The findings also highlight the need to re-scan packaged and uploaded tools in marketplaces and repositories to flag malicious/suspicious activity.

Dardikman said that while Microsoft updates the manifest during the initial submission phase, there is no control over the actual content that is returned live to the developer’s server every time an add-on is opened, once signed and accepted. As a result, the absence of continuous monitoring of what the URL provides opens the door to unintended security risks.

“Office add-ins are very different from traditional software,” added Dardikman. “They don’t send a bunch of static code. The manifest just exposes the URL, and whatever that URL is running at any given time is what’s running inside Outlook. In the case of AgreeTo, Microsoft signed the manifest in December 2022, pointing to outlook-one.vercel.app. That same URL is now running a phishing kit, and the add-in is still listed in the store.”

To address the security issues posed by the threat, Koi recommends several steps Microsoft can take –

• Trigger a refresh when the add-on URL starts returning content that is different from what it was during the refresh.
• Verify domain ownership to ensure it is owned by the developer adding it, and mark additions when the domain’s infrastructure has changed hands.
• Use the unlisting or flagging method for additions that have not been updated for more than a certain period of time.
• Display installation is calculated as an impact test.

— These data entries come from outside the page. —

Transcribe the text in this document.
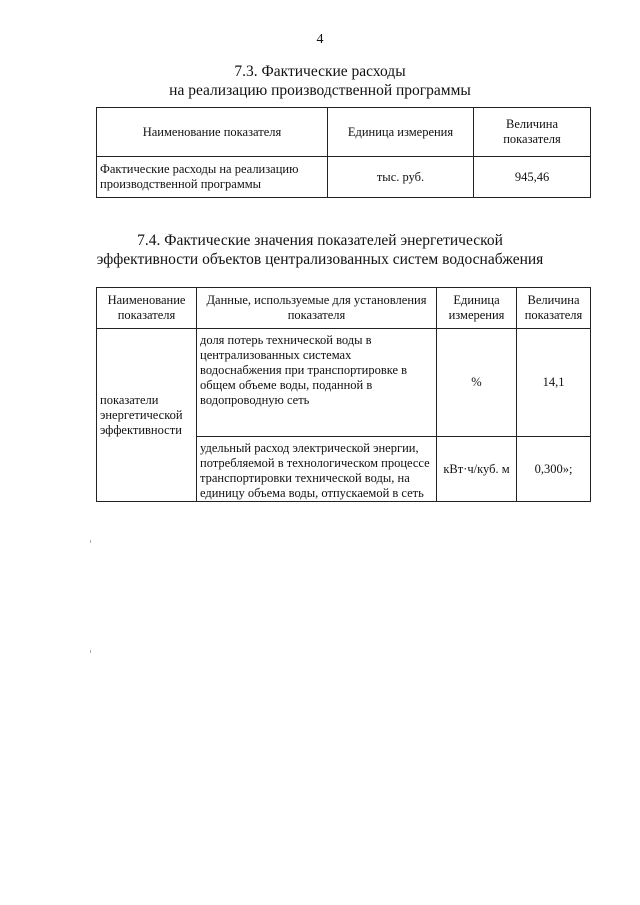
4
7.3. Фактические расходы
на реализацию производственной программы
Наименование показателя	Единица измерения	Величина показателя
Фактические расходы на реализацию производственной программы	тыс. руб.	945,46
7.4. Фактические значения показателей энергетической
эффективности объектов централизованных систем водоснабжения
Наименование показателя	Данные, используемые для установления показателя	Единица измерения	Величина показателя
показатели энергетической эффективности	доля потерь технической воды в централизованных системах водоснабжения при транспортировке в общем объеме воды, поданной в водопроводную сеть	%	14,1
	удельный расход электрической энергии, потребляемой в технологическом процессе транспортировки технической воды, на единицу объема воды, отпускаемой в сеть	кВт·ч/куб. м	0,300»;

Hacker News has reached out to Microsoft for comment, and we’ll update the story when we hear back.

It is worth noting that the problem is not limited to the Microsoft Marketplace or the Office Store. Last month, Open VSX announced plans to enforce security checks before Microsoft Visual Studio Code (VS Code) extensions are published to the open source repository. Microsoft’s VS Code Marketplace, similarly, performs periodic batch rescans of all packages in the registry.

“The structural problem is the same in all markets that handle remote dependencies: enable once, trust forever,” Dardikman said. “Definitions vary by platform, but the fundamental gap that enabled AgreeTo exists wherever the marketplace updates the manifest on submission without monitoring what the referenced URLs are serving afterwards.”